Ulster Unionist Party
The UUP (which holds 10 seats) does not apply a party whip on the issue either.
Leader and North Antrim MLA Robin Swann MLA, said recent language used by DUP politicians Sammy Wilson MP and Jim Wells MLA regarding abortion was “both hurtful and insensitive to women and families”.
“I am pro-life and I am on record as such,” he said.
“I am reassured that our party stance on abortion, as being a matter of conscience, is the right one.”
Strangford MLA and former UUP leader Mike Nesbitt said he did not like to look at the issue “as a binary”.
“I would vote for law reform so abortion was available in cases of sexual crimes and fatal foetal abnormality,” he said.
“I would no more insist a woman go full term than I would force them to abort. It has to be their decision.”
East Antrim MLA Roy Beggs said he was “somewhere in the middle”.
“I am not black and white,” he said.
“I am not in favour of abortion on demand. Having spoken to a number of women who had suffered fatal foetal abnormality I recognise their plight.”
Upper Bann MLA Doug Beattie said he was “quite strongly pro-choice”. South Antrim MLA Steve Aiken said he was “a very strong supporter of women’s rights”.East Belfast MLA Andy Allen said he wanted to see “legislative change”, while East Antrim MLA John Stewart says he was “anti abortion but pro choice”.

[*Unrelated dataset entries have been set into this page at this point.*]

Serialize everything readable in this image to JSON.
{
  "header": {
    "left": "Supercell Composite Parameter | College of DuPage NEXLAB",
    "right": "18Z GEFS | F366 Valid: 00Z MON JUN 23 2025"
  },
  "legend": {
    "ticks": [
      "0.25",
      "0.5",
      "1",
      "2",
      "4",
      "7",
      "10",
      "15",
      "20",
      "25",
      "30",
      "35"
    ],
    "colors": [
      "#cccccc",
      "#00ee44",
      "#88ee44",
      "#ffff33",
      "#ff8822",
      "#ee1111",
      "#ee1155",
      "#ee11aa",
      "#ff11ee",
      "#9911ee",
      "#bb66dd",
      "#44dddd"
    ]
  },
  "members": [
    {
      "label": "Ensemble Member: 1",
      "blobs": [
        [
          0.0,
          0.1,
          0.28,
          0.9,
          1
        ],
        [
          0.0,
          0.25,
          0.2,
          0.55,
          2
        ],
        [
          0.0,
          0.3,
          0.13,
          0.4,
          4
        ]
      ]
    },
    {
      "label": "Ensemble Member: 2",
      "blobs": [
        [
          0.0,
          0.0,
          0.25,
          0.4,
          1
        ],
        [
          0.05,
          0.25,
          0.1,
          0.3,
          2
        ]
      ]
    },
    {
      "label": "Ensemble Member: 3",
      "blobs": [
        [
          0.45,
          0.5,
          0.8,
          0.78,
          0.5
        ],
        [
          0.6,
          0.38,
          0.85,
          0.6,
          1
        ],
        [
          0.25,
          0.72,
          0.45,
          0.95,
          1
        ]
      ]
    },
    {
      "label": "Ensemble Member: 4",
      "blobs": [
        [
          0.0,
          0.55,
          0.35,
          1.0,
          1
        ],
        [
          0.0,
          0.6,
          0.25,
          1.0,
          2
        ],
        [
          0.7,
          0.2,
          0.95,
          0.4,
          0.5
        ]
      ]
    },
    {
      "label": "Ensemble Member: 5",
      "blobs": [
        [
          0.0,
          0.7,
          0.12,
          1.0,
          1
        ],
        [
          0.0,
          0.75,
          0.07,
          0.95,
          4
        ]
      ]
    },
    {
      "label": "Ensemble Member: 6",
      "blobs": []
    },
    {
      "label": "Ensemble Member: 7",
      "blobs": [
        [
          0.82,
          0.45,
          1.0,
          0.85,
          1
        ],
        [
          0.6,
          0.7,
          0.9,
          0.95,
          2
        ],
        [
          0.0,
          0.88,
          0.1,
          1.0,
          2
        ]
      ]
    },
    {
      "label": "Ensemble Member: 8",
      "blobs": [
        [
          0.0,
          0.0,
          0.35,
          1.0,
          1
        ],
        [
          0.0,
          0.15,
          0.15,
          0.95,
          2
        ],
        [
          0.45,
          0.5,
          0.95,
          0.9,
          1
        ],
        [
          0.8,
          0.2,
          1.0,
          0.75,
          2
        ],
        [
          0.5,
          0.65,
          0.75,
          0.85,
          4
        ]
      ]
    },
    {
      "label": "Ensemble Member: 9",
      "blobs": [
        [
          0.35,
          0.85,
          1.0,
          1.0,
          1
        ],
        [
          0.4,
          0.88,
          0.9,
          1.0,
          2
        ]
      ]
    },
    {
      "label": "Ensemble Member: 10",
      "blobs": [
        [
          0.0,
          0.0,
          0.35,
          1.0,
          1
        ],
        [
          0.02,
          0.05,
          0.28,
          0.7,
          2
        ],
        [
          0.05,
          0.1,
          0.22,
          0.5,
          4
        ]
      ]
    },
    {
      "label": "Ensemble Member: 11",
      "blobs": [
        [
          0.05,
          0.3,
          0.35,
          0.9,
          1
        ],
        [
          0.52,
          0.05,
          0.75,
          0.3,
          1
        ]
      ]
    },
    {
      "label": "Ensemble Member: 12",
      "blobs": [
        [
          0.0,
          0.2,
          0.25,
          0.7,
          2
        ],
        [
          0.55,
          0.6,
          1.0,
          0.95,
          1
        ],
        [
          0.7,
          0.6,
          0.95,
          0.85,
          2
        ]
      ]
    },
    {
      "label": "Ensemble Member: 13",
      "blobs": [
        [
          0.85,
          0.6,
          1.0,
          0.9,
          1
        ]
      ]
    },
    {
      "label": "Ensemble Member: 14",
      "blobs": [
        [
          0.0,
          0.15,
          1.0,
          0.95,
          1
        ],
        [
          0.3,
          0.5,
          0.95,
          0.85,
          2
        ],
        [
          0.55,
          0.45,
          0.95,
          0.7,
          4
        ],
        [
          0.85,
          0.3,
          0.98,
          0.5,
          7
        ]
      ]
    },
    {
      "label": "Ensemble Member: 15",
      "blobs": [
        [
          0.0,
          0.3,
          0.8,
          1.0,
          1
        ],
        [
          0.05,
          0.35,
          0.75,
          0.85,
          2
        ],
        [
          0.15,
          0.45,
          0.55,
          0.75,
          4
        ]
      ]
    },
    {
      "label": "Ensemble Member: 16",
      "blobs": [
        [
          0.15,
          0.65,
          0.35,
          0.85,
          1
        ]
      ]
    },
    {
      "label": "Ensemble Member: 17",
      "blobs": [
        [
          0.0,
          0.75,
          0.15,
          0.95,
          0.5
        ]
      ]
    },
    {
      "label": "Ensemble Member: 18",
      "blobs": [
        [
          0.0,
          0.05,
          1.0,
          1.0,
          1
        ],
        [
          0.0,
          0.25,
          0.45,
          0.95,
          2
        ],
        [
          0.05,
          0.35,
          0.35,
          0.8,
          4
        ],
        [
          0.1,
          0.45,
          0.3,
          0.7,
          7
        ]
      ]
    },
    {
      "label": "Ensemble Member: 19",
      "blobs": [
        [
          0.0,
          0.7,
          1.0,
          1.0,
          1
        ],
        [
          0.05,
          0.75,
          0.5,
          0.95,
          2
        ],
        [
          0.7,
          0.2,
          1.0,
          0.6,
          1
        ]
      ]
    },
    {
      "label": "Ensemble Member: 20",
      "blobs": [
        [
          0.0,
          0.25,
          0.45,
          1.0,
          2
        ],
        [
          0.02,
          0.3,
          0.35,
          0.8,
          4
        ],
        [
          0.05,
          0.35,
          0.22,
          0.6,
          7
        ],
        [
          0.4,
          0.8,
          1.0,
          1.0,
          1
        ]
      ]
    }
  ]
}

The Alliance Party (which holds eight seats) also takes a conscience position.
Leader and East Belfast MLA Naomi Long said there are circumstances, including FFA, rape and incest, “in which termination may be the least worst option”.
She said it was “not sustainable, safe or fair” for women to have to travel for abortion or take pills procured online, risking prosecution that may deter them from seeking medical help in related emergencies.
“As a deeply personal matter, I feel this should ultimately be for the woman to decide,” she said.
“I therefore, support decriminalisation, with access to free, safe, legal termination within strict gestational limits. I do not support the extension of the 1967 Act to NI.”
Former Alliance leader, South Antrim MLA David Ford, proposed allowing abortions in cases of FFA while justice minster but was blocked by the Executive.
“Full decriminalisation is not the answer as there are issues re coercive control which mean it may well be appropriate to prosecute someone who has forced a woman to have an abortion,” he said
Green Party North Down and South Belfast MLAs Steven Agnew and Clare Bailey are both pro choice and want to see abortion “decriminalised without delay”.
“It is a health matter not a criminal issue,” Ms Bailey said.
People Before Profit
People Before Profit West Belfast MLA Gerry Carroll is pro choice.
“Abortion reform needs to happen now,” he said. “The Tories are sitting on their hands, worried about the DUP.”
Traditional Unionist Voice
TUV leader Jim Allister is anti-abortion and does not support any change in the law.
“I think our law is adequate and compassionate,” he said.
“It provides where there is serious risk to the health or life of the mother.”
Former justice minister and independent unionist MLA Claire Sugden said she did not “label” her position as she was “conflicted on the issue”.
“Ultimately, I believe women should have bodily autonomy,” she said.